Even with this commitment to logically moving songs, The Front Bottoms have held off on diluting their stimulating and endlessly entertaining lyricist Brian Sella. As with everything that’s come before, Sella is the main attraction on Talon of the Hawk. If The Front Bottoms was organized as a jet-stream of consciousness for the snarky frontman to let loose over, then Talon is a series of long-ish drunk texts that you get the feeling Sella might regret sending in a year or two. As a lyricist, he has the same punk-rock honesty complex as Titus Andronicus’s Patrick Stickles, but there’s more hope and tenderness here than on any of Stickles’s gnarly opuses. These are love songs, not songs about love, and Sella is cool with that label, even trying to reclaim it for the awkward, vaguely creepy kid sitting alone at a party.
And it’s all so personal that these songs can actually do some damage. On “Swear to God the Devil Made Me Do It”, as Sella tries to implode a masculinity complex through literal complications (“I know CPR/I know mouth to mouth… Baby I can spit this game all day) and dreams of creating life-changing art, he goes back on his own progress, mourning, “But I am full of shit/I’m a plagiarist/As a liar, I’m a 10”. It all feels in the moment, and you can actually follow his thought patterns here. He sells the performance in a way that few other singers can.

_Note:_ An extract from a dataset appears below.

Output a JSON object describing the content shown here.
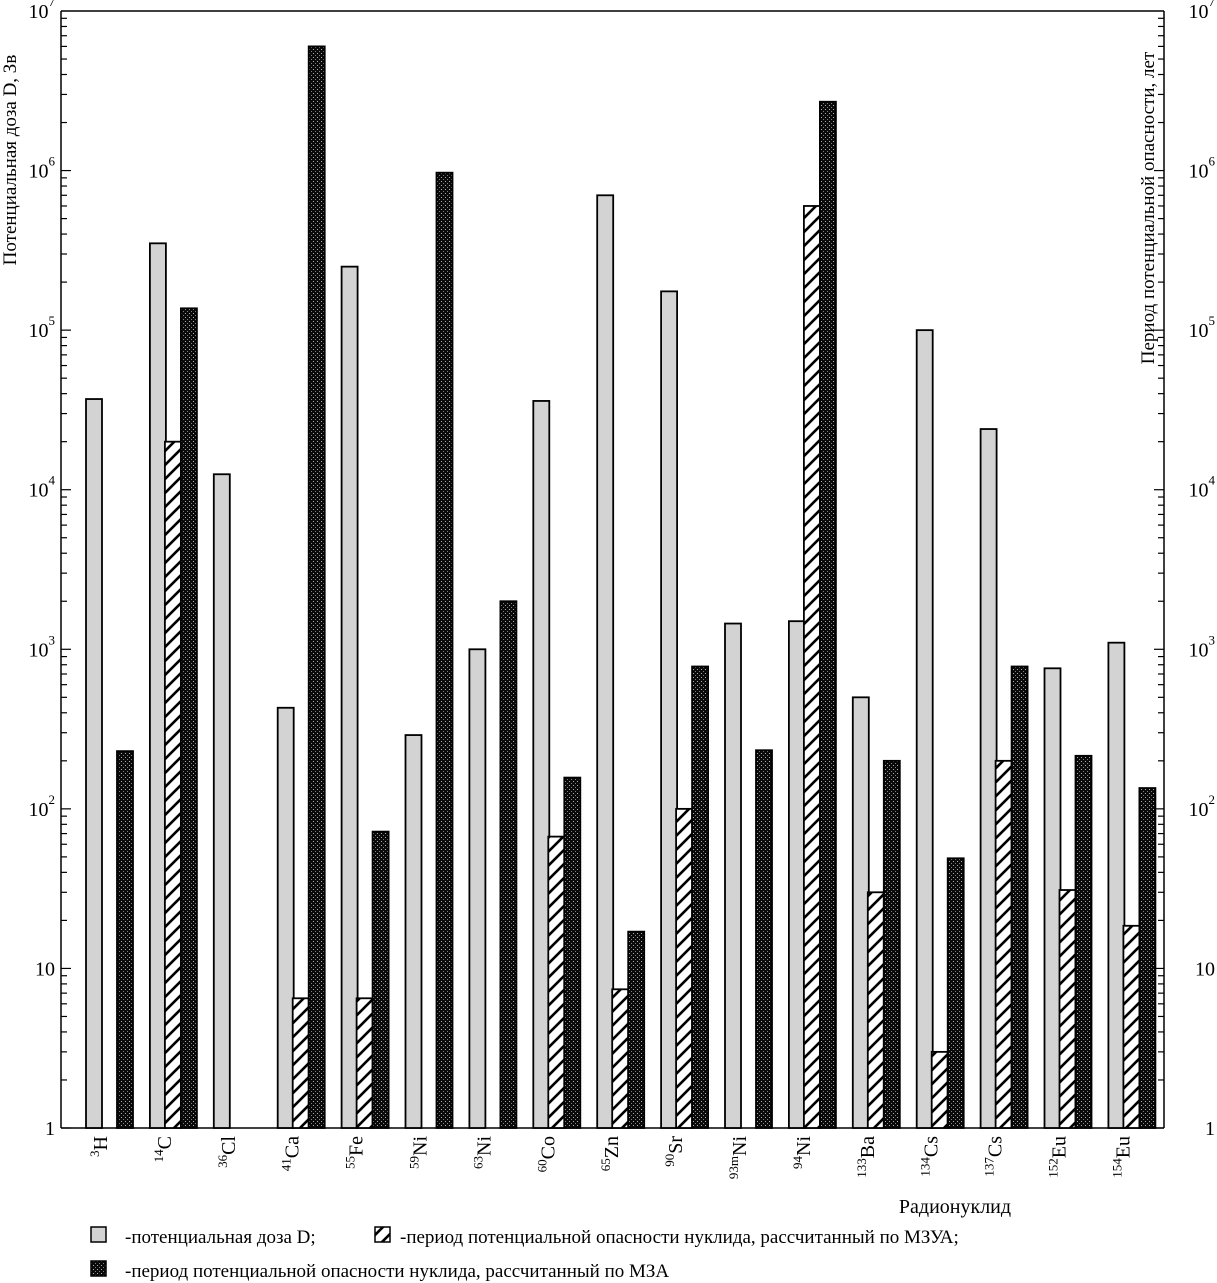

This could be a Fiona Apple record.
Then there’s “Twin Sized Mattress”, the one truly transcendent song on this album, a tour-de-force of the formidable songwriter Brian Sella can be. When he sings, “When the floodwater comes it ain’t gonna be clear/It’s gonna look like mud/But I will help you swim/I will help you swim/I’m gonna help you swim”, there’s no mistaking the earnest heart this dude has. This is what is so magnetizing about The Front Bottoms: their ability to distill emotional moments that are usually lost to abstraction in a lesser band’s hands. With all that being said, there also hasn’t been a more beautiful song put to record this year.